Nous avons hâte de célébrer la Journée des Franco-Ontariennes et des Franco-Ontariens le 25 septembre. Vous faites carrière en musique depuis longtemps en Ontario français, et vous connaissez très bien les artistes qui ont forgé les fondations de la musique franco-ontarienne. Quelles sont les choses que la plupart des gens ne savent pas sur les racines de cette musique? 

Quand la chanson franco-ontarienne s’est développée, il y avait deux foyers de création qui étaient différents de par leur géographie, mais aussi de par leurs circonstances et leurs créations.  Donc, y’a eu de l’effervescence dans la région d’Ottawa, et dans le nord- dans la région de Sudbury. On parle plus souvent du nord que du reste quand on parle de l’histoire de la chanson franco-ontarienne.  Peut-être était-ce à cause de la différence de leurs créations respectives.  La première chanson franco-ontarienne qui a eu une reconnaissance internationale était une chanson d’une artiste de la région d’Embrun, Monique Brunet, qui a gagné la palme du festival de Spa en Belgique vers 1967.  C’était peut-être une femme la première franco-ontarienne reconnue pour ses chansons! (Pour un peu de perspective: Paquette est arrivé dans les années 1970, CANO en 75, Paul Demers et Purlaine en 78).

Dans votre biographie, vous dites que vous êtes particulièrement intéressé par le jazz et la polyrythmie. La plupart des gens savent ce qu’est le jazz ! Mais comment décririez-vous la polyrythmie et pourquoi vous y intéressez-vous ?

En fait, je vais préciser que les gens connaissent mal le jazz et l’associent par défaut au free jazz—des accords parfois ténus et dissonants, et peu de structure apparente et des solistes un peu fous et virtuoses.  Mais dans le jazz chanté, force oblige, il faut avoir une structure et un ordre relatif.  En plus, écrire du jazz en français, c’est difficile à cause de la prosodie- la façon dont les mots et la cadence du texte doivent épouser la rythmique et la mélodie.   La polyrythmie, c’est la superposition de rythmes qui fait place à des syncopes et souvent le “swing” du jazz: ce sont des rythmes plus complexes mais super intéressants!  Les grands jazzmen (Stan Getz, Charlie Byrd, Herbie Mann, Gillespie, Goodman, Hawkins, Brubeck etc.) ont tous fait des incursions vers les rythmiques brésiliennes, cubaines, martiniquaises et africaines parce qu’elles sont composées de polyrythmes et que ça leur donnait des idées de plus pour développer d’autres formes de jazz.

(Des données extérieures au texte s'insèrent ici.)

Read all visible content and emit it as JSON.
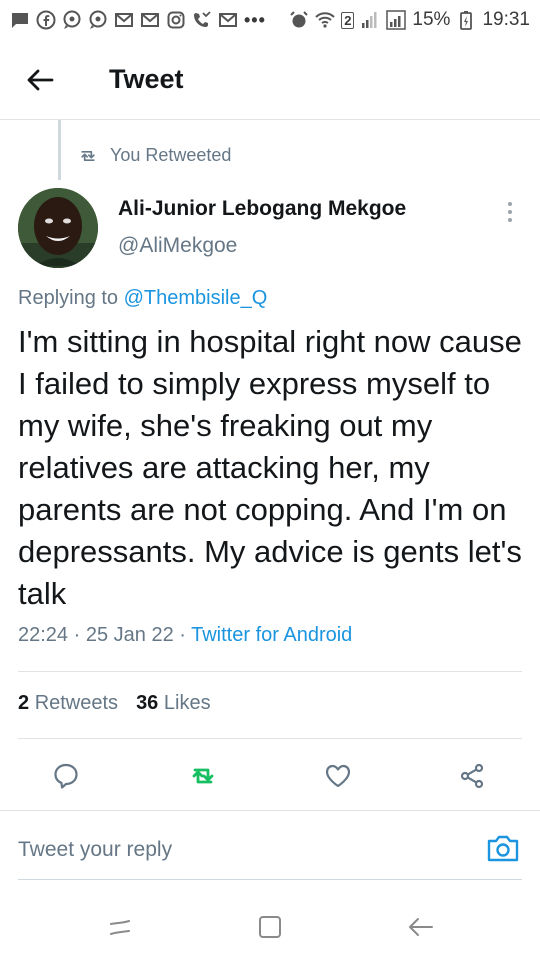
{
  "status_bar": {
    "battery_percent": "15%",
    "time": "19:31",
    "sim_badge": "2",
    "overflow_dots": "•••",
    "icons": [
      "message-icon",
      "facebook-icon",
      "chat-icon",
      "chat-icon",
      "gmail-icon",
      "gmail-icon",
      "instagram-icon",
      "missed-call-icon",
      "gmail-icon",
      "alarm-icon",
      "wifi-icon",
      "signal-icon",
      "signal-icon",
      "battery-icon"
    ]
  },
  "header": {
    "title": "Tweet",
    "back_icon": "arrow-left-icon"
  },
  "tweet": {
    "retweet_context": "You Retweeted",
    "author_name": "Ali-Junior Lebogang Mekgoe",
    "author_handle": "@AliMekgoe",
    "replying_prefix": "Replying to ",
    "replying_to": "@Thembisile_Q",
    "text": "I'm sitting in hospital right now cause I failed to simply express myself to my wife, she's freaking out my relatives are attacking her, my parents are not copping. And I'm on depressants. My advice is gents let's talk",
    "time": "22:24",
    "sep1": " · ",
    "date": "25 Jan 22",
    "sep2": " · ",
    "source": "Twitter for Android",
    "retweets_count": "2",
    "retweets_label": "Retweets",
    "likes_count": "36",
    "likes_label": "Likes"
  },
  "actions": {
    "reply_icon": "reply-icon",
    "retweet_icon": "retweet-icon",
    "like_icon": "heart-icon",
    "share_icon": "share-icon",
    "retweet_active_color": "#17bf63"
  },
  "reply_bar": {
    "placeholder": "Tweet your reply",
    "camera_icon": "camera-icon"
  },
  "colors": {
    "accent": "#1b95e0",
    "secondary_text": "#657786",
    "primary_text": "#14171a",
    "divider": "#dfe3e6"
  }
}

En tant qu’artiste MASC, que gagnez-vous à proposer vos ateliers dans les écoles et dans la communauté? Comment le travail avec les élèves a-t-il inspiré votre pratique générale? 

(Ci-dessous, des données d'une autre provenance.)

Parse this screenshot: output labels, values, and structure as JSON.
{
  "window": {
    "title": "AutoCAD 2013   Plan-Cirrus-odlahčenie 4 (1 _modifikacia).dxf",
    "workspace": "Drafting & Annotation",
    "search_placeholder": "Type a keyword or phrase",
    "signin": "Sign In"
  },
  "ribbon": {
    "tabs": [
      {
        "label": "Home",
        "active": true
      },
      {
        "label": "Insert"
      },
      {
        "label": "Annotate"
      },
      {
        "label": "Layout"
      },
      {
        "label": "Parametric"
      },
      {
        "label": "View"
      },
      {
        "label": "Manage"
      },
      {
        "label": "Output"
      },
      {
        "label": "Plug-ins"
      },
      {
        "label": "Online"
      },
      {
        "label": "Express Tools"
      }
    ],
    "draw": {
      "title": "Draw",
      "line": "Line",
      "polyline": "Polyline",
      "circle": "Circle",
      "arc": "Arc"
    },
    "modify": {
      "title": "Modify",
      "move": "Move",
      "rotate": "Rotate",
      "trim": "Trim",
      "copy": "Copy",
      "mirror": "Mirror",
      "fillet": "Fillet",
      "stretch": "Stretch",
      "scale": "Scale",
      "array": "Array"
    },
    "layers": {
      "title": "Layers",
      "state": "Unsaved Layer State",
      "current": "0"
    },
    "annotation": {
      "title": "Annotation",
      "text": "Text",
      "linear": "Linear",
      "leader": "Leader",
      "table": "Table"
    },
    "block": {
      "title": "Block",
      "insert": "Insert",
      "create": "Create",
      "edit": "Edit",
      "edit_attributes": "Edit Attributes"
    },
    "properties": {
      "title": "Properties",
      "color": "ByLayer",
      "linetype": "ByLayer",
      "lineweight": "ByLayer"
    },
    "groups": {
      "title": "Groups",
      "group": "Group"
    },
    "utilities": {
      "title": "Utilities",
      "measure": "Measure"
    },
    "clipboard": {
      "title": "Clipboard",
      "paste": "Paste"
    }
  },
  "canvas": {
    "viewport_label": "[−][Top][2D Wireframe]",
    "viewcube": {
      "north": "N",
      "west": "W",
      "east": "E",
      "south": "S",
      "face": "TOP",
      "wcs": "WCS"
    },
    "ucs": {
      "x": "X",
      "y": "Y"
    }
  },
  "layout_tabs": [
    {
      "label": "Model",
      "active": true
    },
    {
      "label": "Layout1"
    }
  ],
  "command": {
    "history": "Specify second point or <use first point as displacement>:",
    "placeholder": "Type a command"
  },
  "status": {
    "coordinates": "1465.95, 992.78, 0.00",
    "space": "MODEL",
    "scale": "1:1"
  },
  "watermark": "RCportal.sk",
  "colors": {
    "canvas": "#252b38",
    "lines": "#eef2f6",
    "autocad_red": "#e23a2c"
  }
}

De nature, je suis une personne qui aime beaucoup l’esprit du partage et la médiation culturelle, donc c’est naturel de le faire sous forme d’ateliers.  J’aime constater les déclics, accompagner l’exploration et le développement de nouvelles habiletés avec les participants.  Et en général, j’ai un atout “magique” pour aider les participants dans leur création, pour qu’ils soient fiers de ce qu’ils accomplissent. 

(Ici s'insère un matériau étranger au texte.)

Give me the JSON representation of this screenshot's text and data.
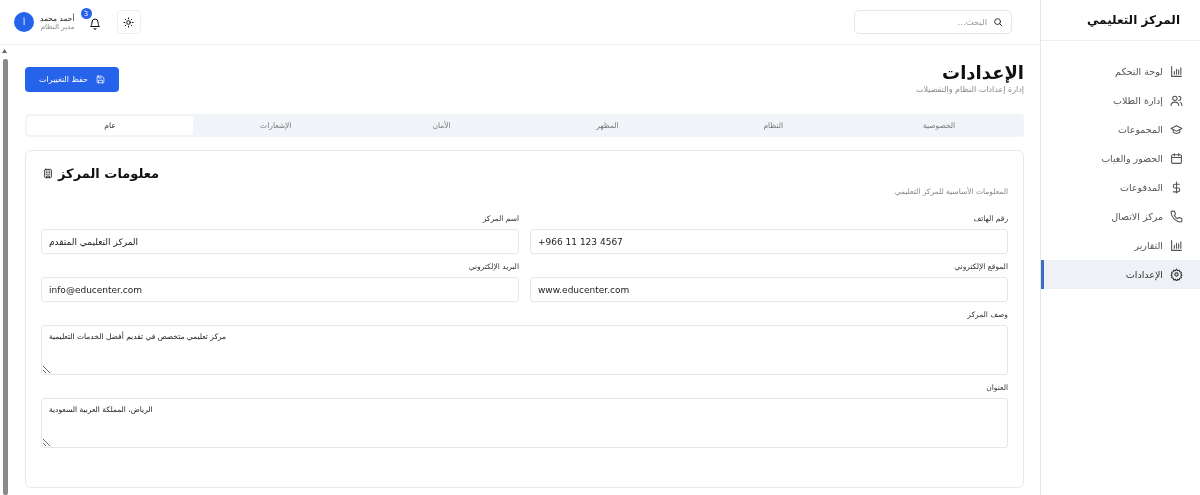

Pourquoi pensez-vous qu’il est important pour notre communauté locale d’avoir accès à des artistes professionnels?

L’art sous toutes ses formes est à la fois un moyen socialement acceptable d’extérioriser un vécu ou un ressenti, et c’est aussi un endroit où l’exploration, la découverte et la connectivité sont permises.  (Y’a moins de formatage dans les arts que dans les mathématiques ou le résultat final est dirigé, exigé et où il n’y a qu’une seule réponse possible.  Mais comme tout fait partie de tout, les maths, ça peut être utile pour créer… ) L’inspiration et la création est à la portée de tous.  C’est malheureux que les systèmes (gouvernements) n’accordent pas une place importante aux arts ou à l’expression: on constate que ça devient une aventure solitaire (un élève qui prend des cours de musique ou d’art) plutôt que des activités fédératrices ou des projets de communautés, des bouillons de création et des projets qui n’entrent pas dans les cases!